Dutch movie ‘Silence of the Tides’ will be screened at the Anthology Film Archives at 4:30 PM at the World Water Film Festival. The movie is a cinematic tribute to the Wadden Sea, the world’s largest, and most varied, uninterrupted intertidal area, extending along the coasts of the Netherlands, Germany and Denmark. Find more information here.
Silence of the Tides is a cinematic portrait of the largest tidal wetlands in the world, the Wadden Sea. The film plays witness to the rough, yet fragile relationship between man and nature as it pulsates with the inhaling and exhaling of the tides. It’s a hypnotizing large screen look into the cycles and contrasts of the seasons: life and death, storm and silence, the masses and the individual. All set against a larger than life backdrop of sky, water, wind, mist and constantly changing light.

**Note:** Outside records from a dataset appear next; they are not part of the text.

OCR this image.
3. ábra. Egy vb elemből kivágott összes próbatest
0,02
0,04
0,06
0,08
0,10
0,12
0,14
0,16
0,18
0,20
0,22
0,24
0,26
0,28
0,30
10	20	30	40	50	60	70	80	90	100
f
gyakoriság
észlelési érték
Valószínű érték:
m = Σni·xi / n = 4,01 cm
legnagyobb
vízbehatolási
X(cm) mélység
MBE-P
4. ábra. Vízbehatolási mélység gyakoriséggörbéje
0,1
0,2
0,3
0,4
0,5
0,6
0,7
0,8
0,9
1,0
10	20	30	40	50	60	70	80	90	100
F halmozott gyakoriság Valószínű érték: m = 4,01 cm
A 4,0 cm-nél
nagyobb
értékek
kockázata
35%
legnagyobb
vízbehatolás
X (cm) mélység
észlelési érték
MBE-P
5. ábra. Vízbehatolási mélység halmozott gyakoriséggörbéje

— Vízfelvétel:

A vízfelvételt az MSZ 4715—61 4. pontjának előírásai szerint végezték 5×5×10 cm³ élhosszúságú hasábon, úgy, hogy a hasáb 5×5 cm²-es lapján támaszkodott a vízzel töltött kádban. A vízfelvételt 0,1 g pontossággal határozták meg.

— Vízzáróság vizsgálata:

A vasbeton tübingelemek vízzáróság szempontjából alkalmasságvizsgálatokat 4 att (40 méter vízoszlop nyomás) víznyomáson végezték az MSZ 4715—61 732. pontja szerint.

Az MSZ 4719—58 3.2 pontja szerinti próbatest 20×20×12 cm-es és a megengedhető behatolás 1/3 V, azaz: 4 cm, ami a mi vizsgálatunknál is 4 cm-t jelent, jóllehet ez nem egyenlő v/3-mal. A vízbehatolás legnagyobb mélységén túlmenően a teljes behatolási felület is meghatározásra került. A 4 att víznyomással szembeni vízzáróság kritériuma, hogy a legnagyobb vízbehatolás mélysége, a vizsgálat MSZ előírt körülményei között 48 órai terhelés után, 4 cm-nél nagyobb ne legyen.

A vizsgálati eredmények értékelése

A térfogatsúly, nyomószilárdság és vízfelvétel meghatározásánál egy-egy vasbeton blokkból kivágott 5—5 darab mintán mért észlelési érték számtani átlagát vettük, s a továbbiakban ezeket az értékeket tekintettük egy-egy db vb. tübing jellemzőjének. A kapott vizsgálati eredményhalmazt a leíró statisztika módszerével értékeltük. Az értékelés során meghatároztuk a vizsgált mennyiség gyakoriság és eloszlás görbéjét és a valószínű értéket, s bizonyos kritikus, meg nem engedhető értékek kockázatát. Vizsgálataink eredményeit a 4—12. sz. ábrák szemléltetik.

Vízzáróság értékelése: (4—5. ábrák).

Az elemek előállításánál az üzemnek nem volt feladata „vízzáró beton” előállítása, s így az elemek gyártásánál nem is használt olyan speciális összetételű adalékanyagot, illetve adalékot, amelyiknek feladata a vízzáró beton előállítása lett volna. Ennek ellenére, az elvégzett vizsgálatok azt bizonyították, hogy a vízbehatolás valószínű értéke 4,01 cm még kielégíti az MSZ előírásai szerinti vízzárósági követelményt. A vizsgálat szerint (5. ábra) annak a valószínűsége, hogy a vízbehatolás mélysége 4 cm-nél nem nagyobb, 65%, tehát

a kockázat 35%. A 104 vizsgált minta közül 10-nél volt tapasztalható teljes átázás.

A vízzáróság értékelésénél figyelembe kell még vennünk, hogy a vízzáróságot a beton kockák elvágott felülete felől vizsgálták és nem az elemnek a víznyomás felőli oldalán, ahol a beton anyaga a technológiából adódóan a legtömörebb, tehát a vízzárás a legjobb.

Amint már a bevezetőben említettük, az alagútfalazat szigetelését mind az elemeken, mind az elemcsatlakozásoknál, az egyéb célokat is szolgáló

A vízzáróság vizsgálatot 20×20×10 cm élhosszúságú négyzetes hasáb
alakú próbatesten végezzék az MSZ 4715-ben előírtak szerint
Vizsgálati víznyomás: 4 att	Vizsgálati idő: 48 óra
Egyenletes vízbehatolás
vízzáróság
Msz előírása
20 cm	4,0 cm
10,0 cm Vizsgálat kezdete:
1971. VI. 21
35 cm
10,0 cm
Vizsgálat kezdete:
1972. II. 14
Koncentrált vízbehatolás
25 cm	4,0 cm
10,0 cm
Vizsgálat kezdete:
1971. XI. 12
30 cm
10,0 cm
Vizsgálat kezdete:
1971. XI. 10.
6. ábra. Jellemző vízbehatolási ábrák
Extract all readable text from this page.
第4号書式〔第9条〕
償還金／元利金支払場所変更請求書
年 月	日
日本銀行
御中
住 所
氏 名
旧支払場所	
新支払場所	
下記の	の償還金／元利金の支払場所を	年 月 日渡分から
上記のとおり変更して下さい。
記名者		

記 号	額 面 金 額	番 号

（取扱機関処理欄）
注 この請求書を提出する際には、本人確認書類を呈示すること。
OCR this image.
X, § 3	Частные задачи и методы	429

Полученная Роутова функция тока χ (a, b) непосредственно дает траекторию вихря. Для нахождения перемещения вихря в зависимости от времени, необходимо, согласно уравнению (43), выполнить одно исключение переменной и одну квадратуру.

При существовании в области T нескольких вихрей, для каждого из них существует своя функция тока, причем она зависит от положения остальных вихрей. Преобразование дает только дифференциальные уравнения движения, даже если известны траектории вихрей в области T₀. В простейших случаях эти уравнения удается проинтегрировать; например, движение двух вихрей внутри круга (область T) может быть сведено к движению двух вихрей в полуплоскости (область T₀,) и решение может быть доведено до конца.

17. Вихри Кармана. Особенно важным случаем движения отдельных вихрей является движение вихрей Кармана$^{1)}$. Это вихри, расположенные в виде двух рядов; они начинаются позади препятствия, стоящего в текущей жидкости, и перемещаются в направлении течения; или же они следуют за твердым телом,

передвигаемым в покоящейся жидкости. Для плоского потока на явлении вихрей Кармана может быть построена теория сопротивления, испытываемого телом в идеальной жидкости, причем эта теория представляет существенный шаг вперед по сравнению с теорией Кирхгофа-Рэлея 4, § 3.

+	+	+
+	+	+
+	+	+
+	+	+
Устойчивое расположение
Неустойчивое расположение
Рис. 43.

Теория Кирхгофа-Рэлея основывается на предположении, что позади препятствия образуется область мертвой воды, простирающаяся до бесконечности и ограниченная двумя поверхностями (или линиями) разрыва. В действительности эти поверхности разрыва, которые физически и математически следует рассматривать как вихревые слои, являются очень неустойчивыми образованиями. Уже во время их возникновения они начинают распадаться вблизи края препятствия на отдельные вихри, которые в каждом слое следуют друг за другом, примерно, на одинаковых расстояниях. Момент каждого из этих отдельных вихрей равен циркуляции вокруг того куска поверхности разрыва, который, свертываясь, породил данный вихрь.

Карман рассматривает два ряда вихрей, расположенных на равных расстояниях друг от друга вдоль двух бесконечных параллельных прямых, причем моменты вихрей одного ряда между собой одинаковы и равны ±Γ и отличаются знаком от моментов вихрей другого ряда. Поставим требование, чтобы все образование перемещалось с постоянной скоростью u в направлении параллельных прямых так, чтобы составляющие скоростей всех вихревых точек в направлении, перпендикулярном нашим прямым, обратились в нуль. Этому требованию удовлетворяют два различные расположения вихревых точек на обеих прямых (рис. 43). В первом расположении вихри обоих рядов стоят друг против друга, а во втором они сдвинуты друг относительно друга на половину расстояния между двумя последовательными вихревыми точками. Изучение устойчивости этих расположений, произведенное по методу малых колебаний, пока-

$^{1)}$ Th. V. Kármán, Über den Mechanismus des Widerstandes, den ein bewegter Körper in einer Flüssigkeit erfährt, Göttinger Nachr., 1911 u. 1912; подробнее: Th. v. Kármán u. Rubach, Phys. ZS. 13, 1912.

With his observational style and cinematic eye for detail, director Pieter-Rim de Kroon presents the Wadden region as one massive, living breathing organism, where all the elements interlock, influenced by the position of the Moon and Sun, and the magical energy from the Cosmos.
The World Water Film Festival is a non-profit film festival for filmmakers and storytellers from all over the world to highlight human-water relationship issues and concerns that inspire an action step for the viewer beyond its entertainment and informative value. Silence of the Tides is one of the movies that are shown leading up to the 2023 UN Water Conference.